Taking pragmatic steps to making information available could start to drive interest and lead to further progress. “That’s when you start to move from the viewing to the doing. But you have to do the viewing first and that has to be enough useful information to be interesting,” he said.
“The clinical leadership is absolutely essential. When you walk into a room, you can spot the ones… [where implementation] will be successful based on the individuals in the room.
“I think there are natural leaders out there. Having them at the helm of the project and having the right clinical advocate to take that out to their peers is vital.”
As well as clinical engagement, there was a need for executive sponsorship. Sometimes there was a need for difficult conversations to take place: during discussions about the Canterbury system there had been an agreement that people could walk away from the table as long as they came back, he said. It was early days to see the evidence that better access to, and sharing of, information improved patient care.
Mr Henderson said that organisations did start to see the benefits, which might be as simple as fewer duplicate tests or not duplicating visits to people, as well as time saved by not having to search for information.
Dr Millar added some other benefits: with shared information, pharmacists no longer had to guess the patient’s diagnosis from what they knew about their medications.
And ultimately IT made business improvement and system transformation possible. It could also create opportunities to improve patient safety if it was recognised that patients could fall through the gaps, said Dr Fullerton.

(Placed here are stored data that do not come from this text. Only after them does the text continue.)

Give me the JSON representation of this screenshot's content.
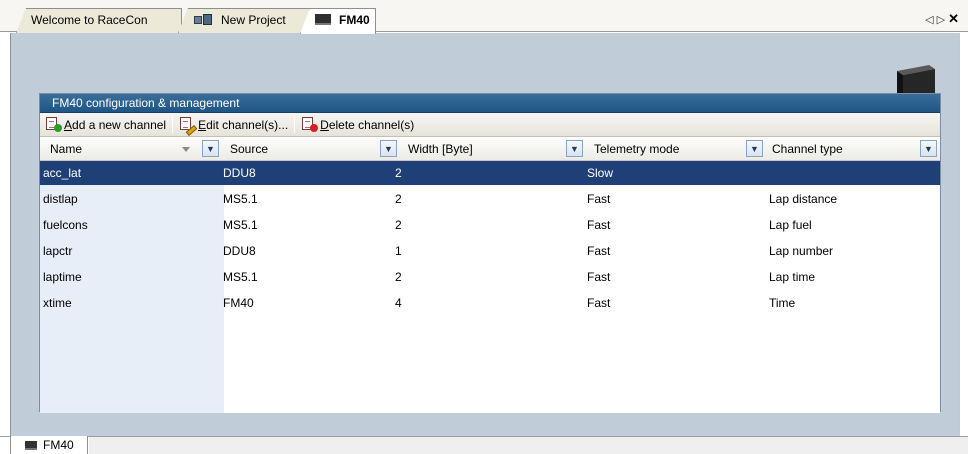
{
  "tabs": [
    {
      "label": "Welcome to RaceCon",
      "icon": "none",
      "active": false
    },
    {
      "label": "New Project",
      "icon": "network-group-icon",
      "active": false
    },
    {
      "label": "FM40",
      "icon": "device-icon",
      "active": true
    }
  ],
  "tab_controls": {
    "prev": "◁",
    "next": "▷",
    "close": "✕"
  },
  "config": {
    "title": "FM40 configuration & management"
  },
  "toolbar": {
    "add_label": "Add a new channel",
    "edit_label": "Edit channel(s)...",
    "delete_label": "Delete channel(s)"
  },
  "grid": {
    "columns": [
      "Name",
      "Source",
      "Width [Byte]",
      "Telemetry mode",
      "Channel type"
    ],
    "rows": [
      {
        "name": "acc_lat",
        "source": "DDU8",
        "width": "2",
        "telemetry": "Slow",
        "type": "",
        "selected": true
      },
      {
        "name": "distlap",
        "source": "MS5.1",
        "width": "2",
        "telemetry": "Fast",
        "type": "Lap distance",
        "selected": false
      },
      {
        "name": "fuelcons",
        "source": "MS5.1",
        "width": "2",
        "telemetry": "Fast",
        "type": "Lap fuel",
        "selected": false
      },
      {
        "name": "lapctr",
        "source": "DDU8",
        "width": "1",
        "telemetry": "Fast",
        "type": "Lap number",
        "selected": false
      },
      {
        "name": "laptime",
        "source": "MS5.1",
        "width": "2",
        "telemetry": "Fast",
        "type": "Lap time",
        "selected": false
      },
      {
        "name": "xtime",
        "source": "FM40",
        "width": "4",
        "telemetry": "Fast",
        "type": "Time",
        "selected": false
      }
    ]
  },
  "bottom_tab": {
    "label": "FM40"
  },
  "colors": {
    "title_bar": "#1e5585",
    "selected_row": "#1f3f77",
    "panel_bg": "#c0ccd8"
  }
}
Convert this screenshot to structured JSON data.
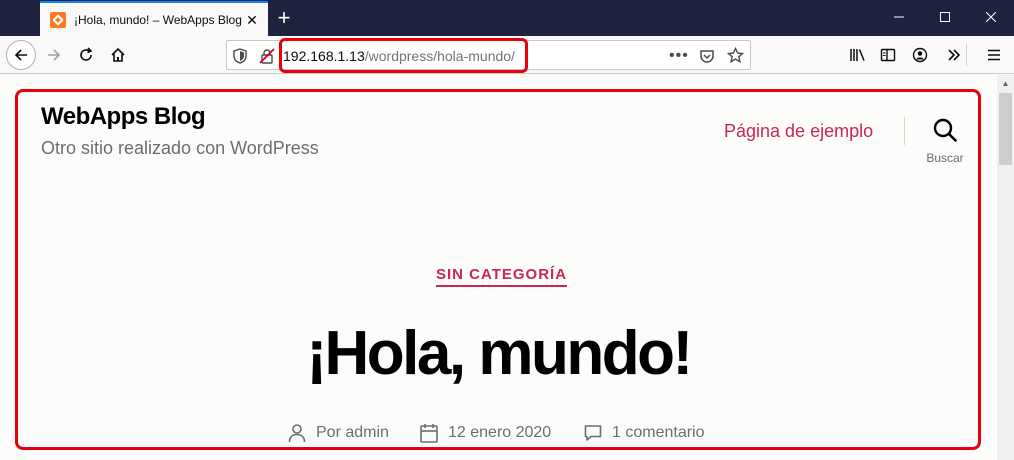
{
  "browser": {
    "tab_title": "¡Hola, mundo! – WebApps Blog",
    "url_host": "192.168.1.13",
    "url_path": "/wordpress/hola-mundo/"
  },
  "site": {
    "title": "WebApps Blog",
    "description": "Otro sitio realizado con WordPress"
  },
  "nav": {
    "link_label": "Página de ejemplo",
    "search_label": "Buscar"
  },
  "post": {
    "category": "SIN CATEGORÍA",
    "title": "¡Hola, mundo!",
    "author": "Por admin",
    "date": "12 enero 2020",
    "comments": "1 comentario"
  },
  "colors": {
    "accent": "#cd2653",
    "highlight": "#e8000d",
    "tabstrip": "#202340"
  }
}
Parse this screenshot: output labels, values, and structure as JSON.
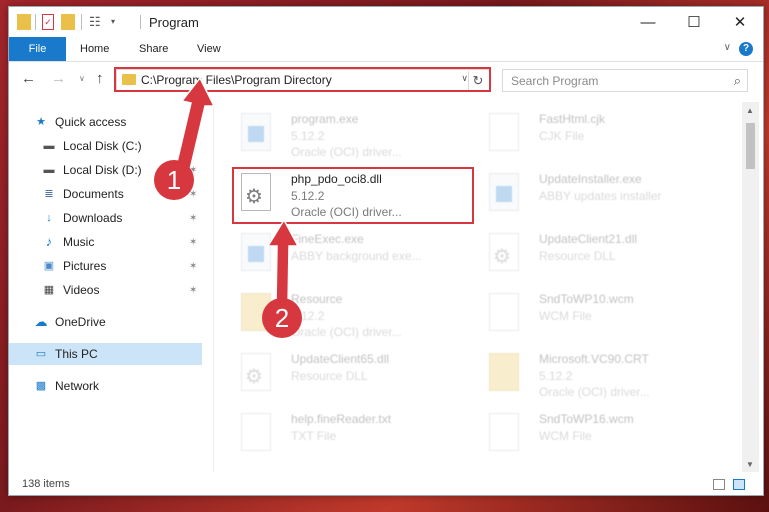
{
  "window": {
    "title": "Program"
  },
  "ribbon": {
    "tabs": [
      "File",
      "Home",
      "Share",
      "View"
    ],
    "help": "?"
  },
  "address": {
    "path": "C:\\Program Files\\Program Directory",
    "refresh_glyph": "↻",
    "dropdown_glyph": "∨"
  },
  "search": {
    "placeholder": "Search Program"
  },
  "nav_buttons": {
    "back": "←",
    "forward": "→",
    "up": "↑",
    "recent": "∨"
  },
  "window_controls": {
    "minimize": "—",
    "maximize": "☐",
    "close": "✕"
  },
  "sidebar": {
    "items": [
      {
        "label": "Quick access",
        "icon": "star-icon",
        "glyph": "★",
        "color": "#1979ca"
      },
      {
        "label": "Local Disk (C:)",
        "icon": "drive-icon",
        "glyph": "▬",
        "color": "#555555",
        "pinned": true
      },
      {
        "label": "Local Disk (D:)",
        "icon": "drive-icon",
        "glyph": "▬",
        "color": "#555555",
        "pinned": true
      },
      {
        "label": "Documents",
        "icon": "documents-icon",
        "glyph": "≣",
        "color": "#4a6fa5",
        "pinned": true
      },
      {
        "label": "Downloads",
        "icon": "download-icon",
        "glyph": "↓",
        "color": "#1979ca",
        "pinned": true
      },
      {
        "label": "Music",
        "icon": "music-icon",
        "glyph": "♪",
        "color": "#1979ca",
        "pinned": true
      },
      {
        "label": "Pictures",
        "icon": "pictures-icon",
        "glyph": "▣",
        "color": "#4a8ac9",
        "pinned": true
      },
      {
        "label": "Videos",
        "icon": "videos-icon",
        "glyph": "▦",
        "color": "#444444",
        "pinned": true
      },
      {
        "label": "OneDrive",
        "icon": "cloud-icon",
        "glyph": "☁",
        "color": "#1979ca"
      },
      {
        "label": "This PC",
        "icon": "computer-icon",
        "glyph": "▭",
        "color": "#1979ca",
        "selected": true
      },
      {
        "label": "Network",
        "icon": "network-icon",
        "glyph": "▩",
        "color": "#1979ca"
      }
    ],
    "pin_glyph": "✶"
  },
  "files": [
    {
      "name": "program.exe",
      "line2": "5.12.2",
      "line3": "Oracle (OCI) driver...",
      "kind": "exe"
    },
    {
      "name": "FastHtml.cjk",
      "line2": "CJK File",
      "line3": "",
      "kind": "doc"
    },
    {
      "name": "php_pdo_oci8.dll",
      "line2": "5.12.2",
      "line3": "Oracle (OCI) driver...",
      "kind": "gear",
      "highlighted": true
    },
    {
      "name": "UpdateInstaller.exe",
      "line2": "ABBY updates installer",
      "line3": "",
      "kind": "exe"
    },
    {
      "name": "FineExec.exe",
      "line2": "ABBY background exe...",
      "line3": "",
      "kind": "exe"
    },
    {
      "name": "UpdateClient21.dll",
      "line2": "Resource DLL",
      "line3": "",
      "kind": "gear"
    },
    {
      "name": "Resource",
      "line2": "5.12.2",
      "line3": "Oracle (OCI) driver...",
      "kind": "folder"
    },
    {
      "name": "SndToWP10.wcm",
      "line2": "WCM File",
      "line3": "",
      "kind": "doc"
    },
    {
      "name": "UpdateClient65.dll",
      "line2": "Resource DLL",
      "line3": "",
      "kind": "gear"
    },
    {
      "name": "Microsoft.VC90.CRT",
      "line2": "5.12.2",
      "line3": "Oracle (OCI) driver...",
      "kind": "folder"
    },
    {
      "name": "help.fineReader.txt",
      "line2": "TXT File",
      "line3": "",
      "kind": "doc"
    },
    {
      "name": "SndToWP16.wcm",
      "line2": "WCM File",
      "line3": "",
      "kind": "doc"
    }
  ],
  "status": {
    "items_count": "138 items"
  },
  "annotations": {
    "step1": "1",
    "step2": "2"
  },
  "colors": {
    "accent": "#1979ca",
    "annotation_red": "#d7373f",
    "selection": "#cce4f7"
  }
}
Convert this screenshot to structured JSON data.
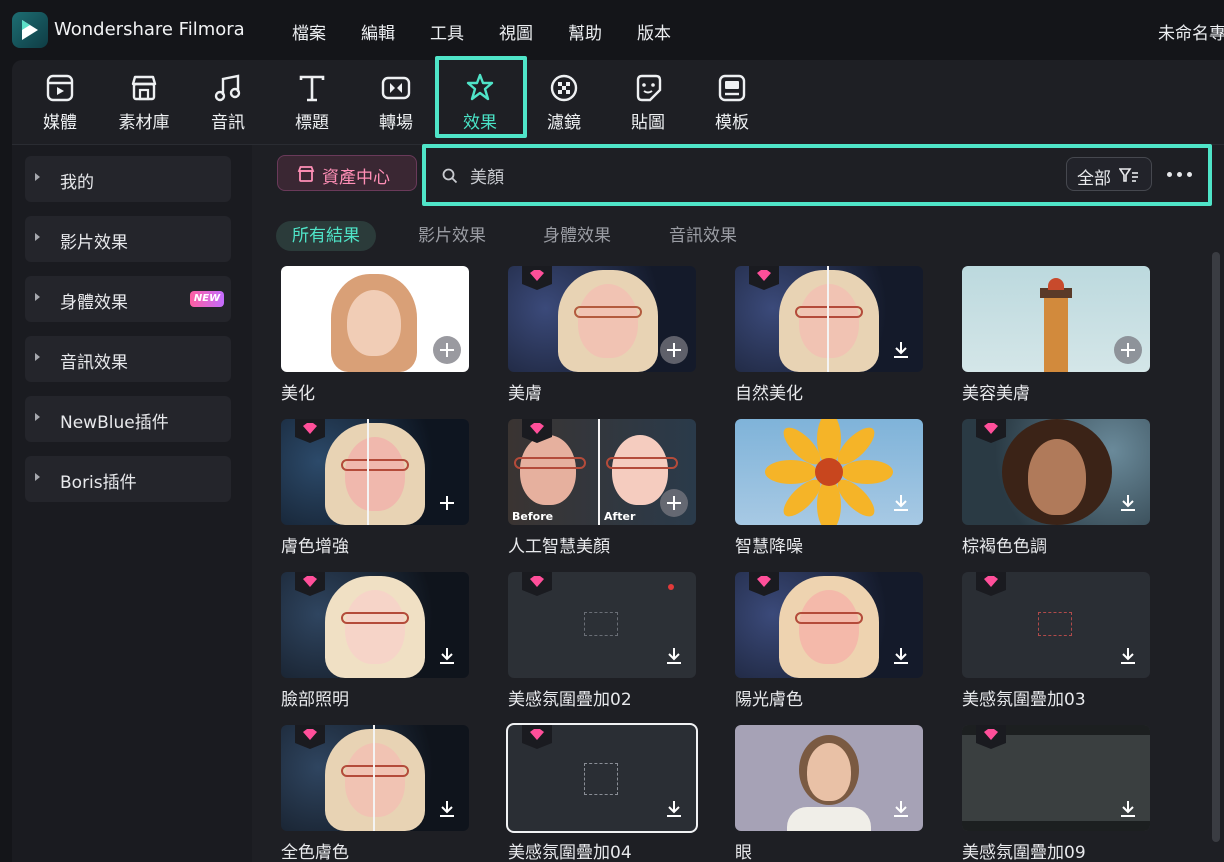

He stressed that electronic interventions did not solve the problems of healthcare: they were enablers and raised questions such as who had the responsibility for reviewing and signing off test results which might have been ordered by one doctor but then seen by others as patient care was transferred.
Summing up the debate, Ms Waters said the key elements to deliver shared information were to have a vision; clinical leadership - including from nurses - together with executive sponsorship; and to acknowledge that technology is an enabler but won’t solve all problems.
There was emerging evidence that shared information could deliver improvements and efficiencies, she concluded.